His wife took the emotional brunt of his death sentence. With his friends, Udi discussed the matter. We talked, he and I, about his absolute conviction that the end was the end. The terror of that, and the comfort, too. There was nothing to fear but nothingness; all the sadness was about the abrupt end of life, the interruption of his marriage, the awful fact of not being able to watch his youngest son grow up, the effect on his family. But the blankness of after the end came up often between us. He was unwavering about the reality of his dying and in refusing to fantasise about anything beyond it. Perhaps – almost certainly – his acceptance was not as complete as it seemed. It was as if he was trying on its reality for size, adjusting himself to its monumental dimensions. Our conversations were quiet testings of feelings of what was, or was not, to come, for him sooner, for me later to one degree or other. I found myself thinking a good deal about the condition of not yet having been born. Hardly a condition, but a state of non-existence which we had all already not-experienced. The nonsense of language reaching towards the void it was not equipped for, developed as it was by the living for the living, made us laugh.

‘So you've already not been. How was it for you?' I asked.

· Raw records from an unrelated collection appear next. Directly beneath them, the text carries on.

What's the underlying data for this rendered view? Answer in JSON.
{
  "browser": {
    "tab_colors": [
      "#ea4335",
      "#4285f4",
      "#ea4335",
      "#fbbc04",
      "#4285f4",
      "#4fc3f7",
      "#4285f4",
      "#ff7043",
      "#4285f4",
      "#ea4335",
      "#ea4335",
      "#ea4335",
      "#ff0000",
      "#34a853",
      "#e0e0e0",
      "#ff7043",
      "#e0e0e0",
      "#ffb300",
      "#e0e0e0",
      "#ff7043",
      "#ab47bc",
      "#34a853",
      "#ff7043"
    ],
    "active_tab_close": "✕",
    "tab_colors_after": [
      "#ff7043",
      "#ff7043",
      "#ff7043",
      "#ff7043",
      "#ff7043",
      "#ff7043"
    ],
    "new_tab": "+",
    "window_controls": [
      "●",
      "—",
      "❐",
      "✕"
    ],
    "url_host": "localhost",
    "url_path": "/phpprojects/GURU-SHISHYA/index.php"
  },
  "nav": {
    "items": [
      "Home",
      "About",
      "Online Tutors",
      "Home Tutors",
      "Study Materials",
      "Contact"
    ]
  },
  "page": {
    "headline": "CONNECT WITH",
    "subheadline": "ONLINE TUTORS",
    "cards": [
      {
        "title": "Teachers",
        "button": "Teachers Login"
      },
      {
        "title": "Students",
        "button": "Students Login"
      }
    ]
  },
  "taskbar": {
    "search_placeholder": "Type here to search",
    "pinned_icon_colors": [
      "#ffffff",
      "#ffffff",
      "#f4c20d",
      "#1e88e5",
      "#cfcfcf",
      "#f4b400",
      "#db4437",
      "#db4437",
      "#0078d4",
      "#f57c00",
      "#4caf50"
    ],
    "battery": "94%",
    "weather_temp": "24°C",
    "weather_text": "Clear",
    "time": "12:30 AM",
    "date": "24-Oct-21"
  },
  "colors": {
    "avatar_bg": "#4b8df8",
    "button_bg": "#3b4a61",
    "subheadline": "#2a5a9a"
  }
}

‘It didn't bother me at the time.'

Of course, there was time in that non-existence, or there would be. The beginning would come. The other nonexistence abolished time for ever. But the more I thought about it, the more I tried to use the time before my birth as an idea to make death more tolerable, the angrier I became at having been excluded from the events that occurred in history, which is what we call the period before our personal arrival on the planet. I felt the same kind of panic and personal betrayal at having not been born for all that time, as I experienced at the idea of the world going on without me after I died. I hated the idea of those who would be part of my life getting on with their lives before I arrived, just as I didn't much care to think about people getting on with things, individuals, or great social and political forces, after I have died. I felt the rage of the not-yet-born along with the rage of the dying at being extinguished. We may try to console ourselves that death is not the end of the world, but it's the fact that it isn't the end of the world that is so blindingly difficult to cope with. I didn't do much more than mention these thoughts to Udi, whose perspective on the subject was at that moment more practical than mine.